Sería interesante preguntarse por el verdadero sentido de esta invasión o degradación de la realidad: ¿acaso no podría tratarse de un paulatino repliegue del inoportuno realismo y una apertura a la expresión de los deseos y sueños que constituyen genuinamente a estos personajes? Es cierto que los argumentos de Garrone parten muchas veces de impactantes hechos reales: el asesinato del “enano de la estación Termini” por mano de sus jóvenes amantes; o la confesión literaria de un hombre que torturaba psicológica y físicamente a sus parejas para que alcanzaran un peso y una figura a su juicio ideales, pero más propios de la anorexia; o la investigación sobre un pernicioso ecosistema social que permitió el funcionamiento de una de las organizaciones criminales más peligrosas de Italia. Sin embargo, la ficción aparece como un medio para extraer de aquellas historias su esencia más profunda: el deseo.
A propósito de la presentación de su película Zama en el 58° Festival de Cine de Cartagena de Indias-FICCI, la directora argentina Lucrecia Martel afirmaba en una entrevista con Semana que «quizás la naturaleza del colonizado es convencerse de que hay otro lugar más real que el suyo. Todo lo que lo rodea es insignificante, o imitación de otra cosa, lo real está en otra parte. Cuando ese pensamiento y esos sentimientos se instalan en una persona, ha triunfado la colonización». ¿Acaso no es esto lo que ocurre con frecuencia en el cine de Garrone? Los estadios vitales retratados por sus películas parecen corresponder a un bosquejo, un lugar previo a la vida verdadera de sus personajes, pero estas vidas soñadas toman como modelo, precisamente, una ficción, una mentira: Tony Montana, Scarface, Gran Hermano o la juventud eterna son la expresión de un deseo desenfrenado que es incapaz de observar las consecuencias de sus actos. Un deseo que se ve enfrentado trágicamente con la naturaleza simple del mundo que los rodea y desprecia el dolor que produce a su alrededor. Del mismo modo, cabe señalar la atención que este director dirige a ciertas masculinidades que contradicen la idea del “Hombre” que protagoniza estas ficciones: hombres inestables, débiles, patéticos, afeminados, travestidos, andróginos, rechazados y derrotados, que no son más que el resultado natural de un mundo gobernado por unos pocos reyes que ven en la violencia la ratificación de su poder.

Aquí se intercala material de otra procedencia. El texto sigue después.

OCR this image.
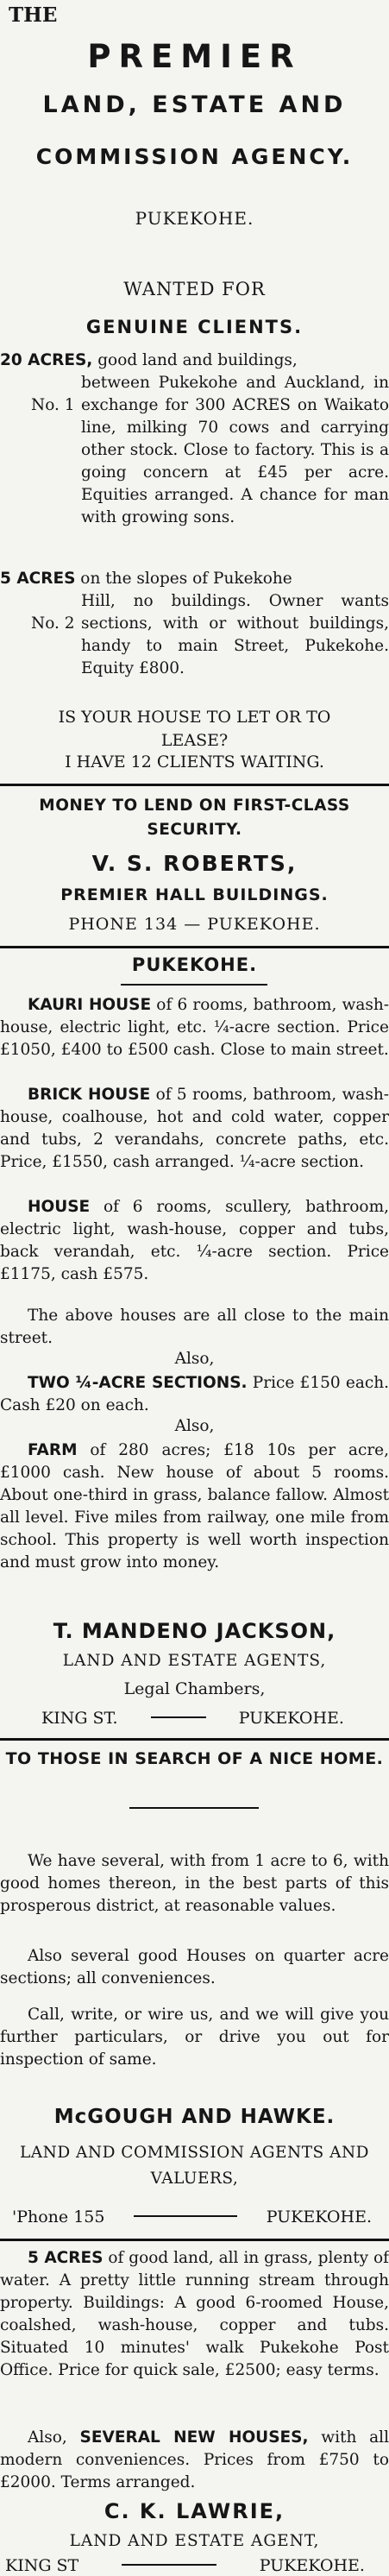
THE
PREMIER
LAND, ESTATE AND
COMMISSION AGENCY.
PUKEKOHE.
WANTED FOR
GENUINE CLIENTS.
20 ACRES, good land and buildings,
No. 1
between Pukekohe and Auckland, in exchange for 300 ACRES on Waikato line, milking 70 cows and carrying other stock. Close to factory. This is a going concern at £45 per acre. Equities arranged. A chance for man with growing sons.
5 ACRES on the slopes of Pukekohe
No. 2
Hill, no buildings. Owner wants sections, with or without buildings, handy to main Street, Pukekohe. Equity £800.
IS YOUR HOUSE TO LET OR TO LEASE?
I HAVE 12 CLIENTS WAITING.
MONEY TO LEND ON FIRST-CLASS SECURITY.
V. S. ROBERTS,
PREMIER HALL BUILDINGS.
PHONE 134 — PUKEKOHE.
PUKEKOHE.
KAURI HOUSE of 6 rooms, bathroom, wash-house, electric light, etc. ¼-acre section. Price £1050, £400 to £500 cash. Close to main street.
BRICK HOUSE of 5 rooms, bathroom, wash-house, coalhouse, hot and cold water, copper and tubs, 2 verandahs, concrete paths, etc. Price, £1550, cash arranged. ¼-acre section.
HOUSE of 6 rooms, scullery, bathroom, electric light, wash-house, copper and tubs, back verandah, etc. ¼-acre section. Price £1175, cash £575.
The above houses are all close to the main street.
Also,
TWO ¼-ACRE SECTIONS. Price £150 each. Cash £20 on each.
Also,
FARM of 280 acres; £18 10s per acre, £1000 cash. New house of about 5 rooms. About one-third in grass, balance fallow. Almost all level. Five miles from railway, one mile from school. This property is well worth inspection and must grow into money.
T. MANDENO JACKSON,
LAND AND ESTATE AGENTS,
Legal Chambers,
KING ST.	PUKEKOHE.
TO THOSE IN SEARCH OF A NICE HOME.
We have several, with from 1 acre to 6, with good homes thereon, in the best parts of this prosperous district, at reasonable values.
Also several good Houses on quarter acre sections; all conveniences.
Call, write, or wire us, and we will give you further particulars, or drive you out for inspection of same.
McGOUGH AND HAWKE.
LAND AND COMMISSION AGENTS AND VALUERS,
'Phone 155	PUKEKOHE.
5 ACRES of good land, all in grass, plenty of water. A pretty little running stream through property. Buildings: A good 6-roomed House, coalshed, wash-house, copper and tubs. Situated 10 minutes' walk Pukekohe Post Office. Price for quick sale, £2500; easy terms.
Also, SEVERAL NEW HOUSES, with all modern conveniences. Prices from £750 to £2000. Terms arranged.
C. K. LAWRIE,
LAND AND ESTATE AGENT,
KING ST	PUKEKOHE.
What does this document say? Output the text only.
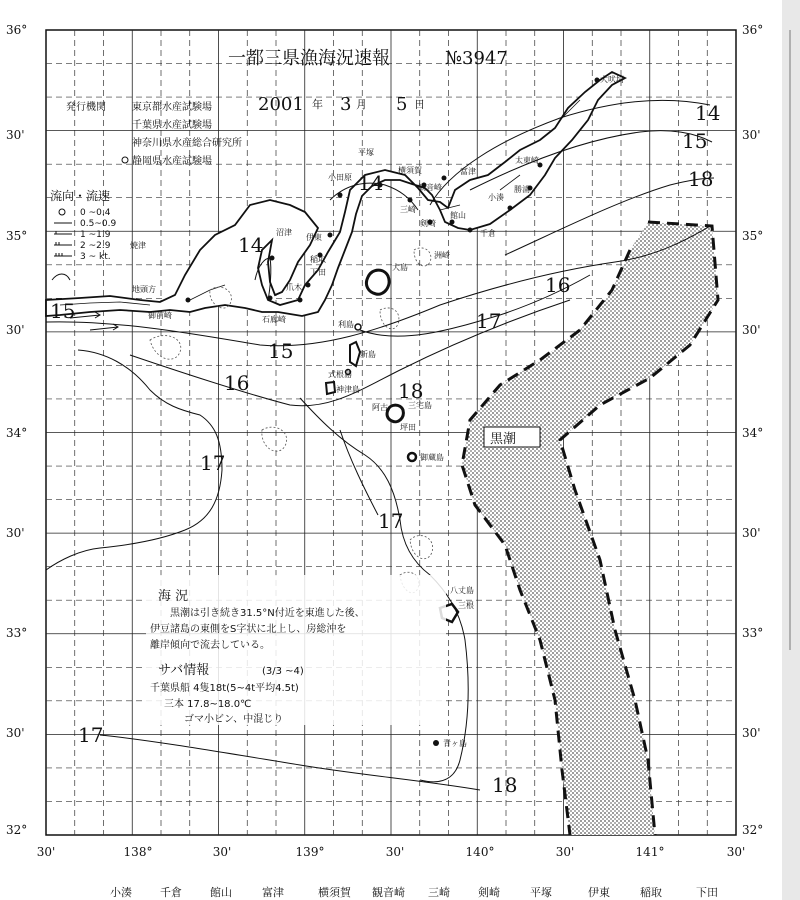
一都三県漁海況速報	№3947
2001 年 3 月 5 日
発行機関	東京都水産試験場
千葉県水産試験場
神奈川県水産総合研究所
静岡県水産試験場
流向・流速
0 ~0.4
0.5~0.9
1 ~1.9
2 ~2.9
3 ~ kt.
36°
30'
35°
30'
34°
30'
33°
30'
32°
36°
30'
35°
30'
34°
30'
33°
30'
32°
30'	138°	30'	139°	30'	140°	30'	141°	30'
14
15
18
14
14
15
16
17
15
16	18
17
17
17
18
犬吠埼
太東崎
勝浦
小湊
千倉
館山
富津
観音崎
横須賀
平塚
小田原
三崎
剣崎
洲崎
大島
利島
新島
式根島
神津島
三宅島
御蔵島
坪田
阿古
八丈島
三根
青ヶ島
沼津
伊東
稲取
下田
爪木
石廊崎
焼津
御前崎
地頭方
黒潮
海 況
黒潮は引き続き31.5°N付近を東進した後、
伊豆諸島の東側をS字状に北上し、房総沖を
離岸傾向で流去している。
サバ情報	(3/3 ~4)
千葉県船 4隻18t(5~4t平均4.5t)
三本 17.8~18.0℃
ゴマ小ビン、中混じり
小湊	千倉	館山	富津	横須賀 観音崎 三崎	剣崎	平塚	伊東	稲取	下田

Me aventuro a pensar que este interés de Garrone se justifica por la idiosincrasia de la sociedad napolitana, casi siempre clara protagonista de su filmografía: una sociedad que, por décadas, se puso al servicio de un juego y una guerra de poderes, una mafia con las dinámicas propias de una jerarquía imaginaria y que no reconoce el verdadero valor de la vida de sus miembros, individuos desechables, sustituibles, en quienes se siembra y son contagiados por esta peligrosa moral. La bondad conquistada por la violencia y la maldad parece resumir algunos elementos de su obra y la esencia de su más reciente largometraje.